国内最大の映画会社東宝が、映像制作事業子会社を再編した。2020年12月1日付で、100%出資の2つの連結子会社・
東宝映画と東宝スタジオサービスを合併した。東宝映画が東宝スタジオサービスを吸収し存続会社となるが、同日付で商号をTOHO スタジオ株式会社変更、新生スタジオアピールする。
東宝映画は「東宝撮影所」を前身に1971年に設立された映画制作会社で、「ゴジラ」シリーズや『世界の中心で、愛をさけぶ』、『隠し砦の三悪人THE LAST PRINCESS』などの大作を含めてこれまで200 本以上の映画を世に届けている。
一方の東宝スタジオサービスは2005年設立された。撮影ステージやポストプロダクションを事業とする。映画制作現場となる東宝スタジオを運営する。
両社の事業が統合されることで、映像制作とスタジオ施設運営機能が一体的に機能する。東宝ではソフトとハードの一体化や、制作準備から撮影・仕上げまでをワンストップで提供することでスタジオの機能強化を図るとしている。

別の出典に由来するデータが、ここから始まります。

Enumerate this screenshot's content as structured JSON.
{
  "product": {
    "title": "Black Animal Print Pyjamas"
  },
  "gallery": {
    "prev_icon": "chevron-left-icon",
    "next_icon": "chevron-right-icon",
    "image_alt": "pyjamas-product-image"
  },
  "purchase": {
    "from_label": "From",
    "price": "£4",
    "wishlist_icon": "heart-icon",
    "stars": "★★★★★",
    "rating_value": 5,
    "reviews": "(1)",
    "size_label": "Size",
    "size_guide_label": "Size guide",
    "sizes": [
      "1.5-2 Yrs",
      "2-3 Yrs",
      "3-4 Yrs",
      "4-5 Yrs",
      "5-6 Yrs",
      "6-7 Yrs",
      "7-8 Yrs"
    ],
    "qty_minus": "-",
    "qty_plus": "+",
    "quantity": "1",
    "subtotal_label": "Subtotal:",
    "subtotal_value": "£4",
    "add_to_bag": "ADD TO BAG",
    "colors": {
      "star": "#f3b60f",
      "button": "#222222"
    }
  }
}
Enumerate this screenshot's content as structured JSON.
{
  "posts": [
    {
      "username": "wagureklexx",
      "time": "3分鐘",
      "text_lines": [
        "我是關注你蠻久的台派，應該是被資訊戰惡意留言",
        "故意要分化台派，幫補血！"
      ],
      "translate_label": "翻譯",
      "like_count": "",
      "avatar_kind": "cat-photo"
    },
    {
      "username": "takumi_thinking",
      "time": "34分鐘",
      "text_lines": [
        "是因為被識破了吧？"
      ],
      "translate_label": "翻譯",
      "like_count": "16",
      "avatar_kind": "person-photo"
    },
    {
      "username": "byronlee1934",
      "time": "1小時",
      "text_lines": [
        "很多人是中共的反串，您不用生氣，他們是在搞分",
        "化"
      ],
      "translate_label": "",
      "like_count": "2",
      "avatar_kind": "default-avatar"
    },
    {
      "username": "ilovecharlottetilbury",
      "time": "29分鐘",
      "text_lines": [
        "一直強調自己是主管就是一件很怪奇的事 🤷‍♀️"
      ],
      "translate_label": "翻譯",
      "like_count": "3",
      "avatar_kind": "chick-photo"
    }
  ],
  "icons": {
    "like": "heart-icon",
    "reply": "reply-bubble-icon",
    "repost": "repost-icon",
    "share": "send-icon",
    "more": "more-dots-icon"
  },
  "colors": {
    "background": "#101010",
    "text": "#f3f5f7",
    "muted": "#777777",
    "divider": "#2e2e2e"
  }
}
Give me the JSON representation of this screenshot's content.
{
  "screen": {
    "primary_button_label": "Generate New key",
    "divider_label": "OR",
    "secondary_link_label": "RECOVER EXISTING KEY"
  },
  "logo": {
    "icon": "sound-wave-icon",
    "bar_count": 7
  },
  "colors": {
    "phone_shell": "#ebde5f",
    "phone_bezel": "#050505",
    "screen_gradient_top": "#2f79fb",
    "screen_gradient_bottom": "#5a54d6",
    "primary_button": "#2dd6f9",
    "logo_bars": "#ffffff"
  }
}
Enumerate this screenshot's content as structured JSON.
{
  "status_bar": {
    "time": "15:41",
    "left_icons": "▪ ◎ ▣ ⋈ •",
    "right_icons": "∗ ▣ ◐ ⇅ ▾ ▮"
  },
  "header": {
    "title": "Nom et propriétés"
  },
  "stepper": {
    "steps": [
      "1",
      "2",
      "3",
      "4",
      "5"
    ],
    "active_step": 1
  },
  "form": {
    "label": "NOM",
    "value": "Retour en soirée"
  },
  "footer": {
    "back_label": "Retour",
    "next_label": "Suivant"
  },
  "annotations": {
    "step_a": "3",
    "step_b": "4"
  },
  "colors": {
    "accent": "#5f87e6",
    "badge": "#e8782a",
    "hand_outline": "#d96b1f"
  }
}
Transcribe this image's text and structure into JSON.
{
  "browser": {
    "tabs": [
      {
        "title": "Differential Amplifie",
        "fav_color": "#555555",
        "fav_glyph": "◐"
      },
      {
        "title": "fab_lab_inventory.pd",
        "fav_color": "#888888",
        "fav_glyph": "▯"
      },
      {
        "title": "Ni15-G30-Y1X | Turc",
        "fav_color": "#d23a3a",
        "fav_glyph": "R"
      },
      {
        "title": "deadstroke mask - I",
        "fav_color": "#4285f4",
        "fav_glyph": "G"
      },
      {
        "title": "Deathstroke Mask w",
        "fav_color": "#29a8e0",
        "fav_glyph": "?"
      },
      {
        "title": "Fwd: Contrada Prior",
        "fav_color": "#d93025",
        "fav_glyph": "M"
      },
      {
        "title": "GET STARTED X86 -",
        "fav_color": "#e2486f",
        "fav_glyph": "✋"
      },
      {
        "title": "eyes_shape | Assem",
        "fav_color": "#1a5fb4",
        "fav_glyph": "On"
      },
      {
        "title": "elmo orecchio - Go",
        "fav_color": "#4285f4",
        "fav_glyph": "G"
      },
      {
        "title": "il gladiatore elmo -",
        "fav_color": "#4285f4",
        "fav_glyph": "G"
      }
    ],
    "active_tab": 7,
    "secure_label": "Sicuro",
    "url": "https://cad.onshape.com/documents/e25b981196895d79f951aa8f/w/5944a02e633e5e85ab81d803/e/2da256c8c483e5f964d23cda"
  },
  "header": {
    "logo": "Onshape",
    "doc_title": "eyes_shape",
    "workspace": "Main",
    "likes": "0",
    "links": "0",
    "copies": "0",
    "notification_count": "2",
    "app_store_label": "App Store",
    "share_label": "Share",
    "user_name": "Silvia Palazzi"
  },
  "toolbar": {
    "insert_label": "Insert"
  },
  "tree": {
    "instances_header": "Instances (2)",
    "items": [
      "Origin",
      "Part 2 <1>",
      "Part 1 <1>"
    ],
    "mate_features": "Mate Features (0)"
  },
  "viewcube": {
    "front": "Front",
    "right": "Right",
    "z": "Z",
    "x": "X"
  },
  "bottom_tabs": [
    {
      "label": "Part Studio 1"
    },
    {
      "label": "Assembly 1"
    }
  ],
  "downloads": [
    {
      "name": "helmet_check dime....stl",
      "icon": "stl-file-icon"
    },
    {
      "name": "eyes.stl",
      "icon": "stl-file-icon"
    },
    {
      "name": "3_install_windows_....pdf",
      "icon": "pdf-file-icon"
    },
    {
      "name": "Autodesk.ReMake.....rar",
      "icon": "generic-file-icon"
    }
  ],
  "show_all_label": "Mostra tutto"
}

東宝映画の売上高は2020年2月期で38億1000万円、東宝スタジオサービスは3億2000万円。規模からみると東宝映画による東宝サービスの吸収合併にみえる。しかし、ここで敢えて商号変更することに東宝の映画制作事業への考え方もみてとれる。
新会社は映画だけでなく、テレビドラマや配信コンテンツ、アニメーションなど、あらゆるジャンルの作品を制作するとしている。今冬からオープンするテレビや配信コンテンツのポストプロダクションサポートのMAルームもそうした動きのひとつだ。事業統合・合併は、より幅広い映像制作に向けた機能強化の布石と言えそうだ。